Porprov Ajang Seleksi Atlet Hadapi Pra-Pon

Ilustrasi KONI - Foto: Dokumentasi CDN

KENDARI – Pengurus Cabang Olahraga (Cabor), diimbau menurunkan atlet potensial, pada Pekan Olahraga Provinsi (Porprov) XIII. Hal itu dikarenakan, Porprov adalah ajang penjaringan atlet terbaik menghadapi kualifikasi PON 2019.

Wakil Ketua III KONI Sultra, Ashar, mengatakan, pengurus cabor, para pelatih serta KONI kabupaten dan kota, sudah memehami tujuan penyelenggaraan porprov. “Persiapan mengadapi prakualifikasi PON dan PON XX/2020 di Papua,” tandasnya.

Oleh karena itu, cukup beralasan, sejumlah cabor mengatur batas usia peserta Porprov, disesuaikan dengan ketentuan batas usia atlet, saat prakualifikasi PON maupun PON yang akan datang. “Umumnya, pengurus cabang olahraga tidak membatasi usia atlet yang tampil pada Porprov, karena menganggap pesta olahraga multi even tingkat Sultra sebagai ajang silaturahmi.
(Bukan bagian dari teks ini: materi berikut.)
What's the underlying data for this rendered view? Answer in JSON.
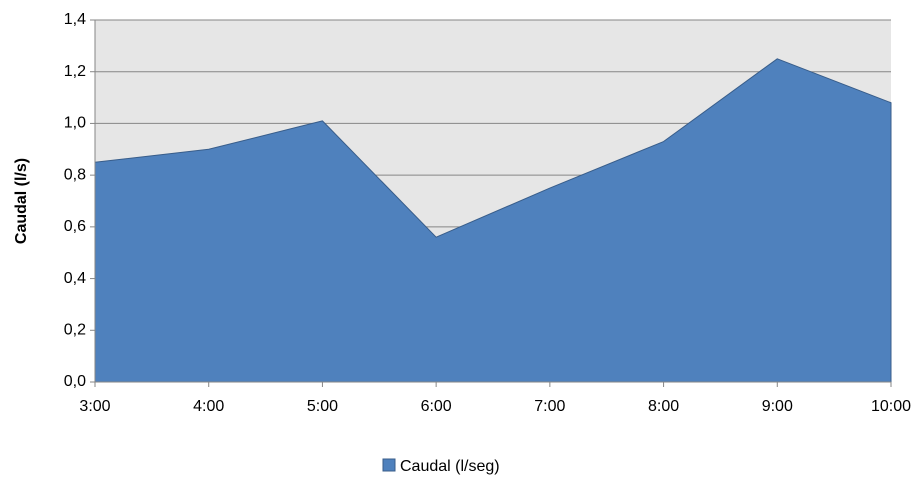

Pemikiran ini patut dimaklumi,” tandas Ashar.

Ketua Bidang Pembinaan Persatuan Sepak Takraw Indonesia (PSTI), Firman Kasim, mengatakan, sepak takraw tidak membatasi usia atlet peserta Porprov, karena keikutsertaan atlet-atlet senior untuk memotivasi atlet berbakat. “PSTI sudah memiliki data tentang atlet-atlet potensial menghadapi prakualifikasi PON. Porprov bukan sarana satu-satunya menjaring atlet terbaik menghadapi prakualifikasi PON,” kata Firman.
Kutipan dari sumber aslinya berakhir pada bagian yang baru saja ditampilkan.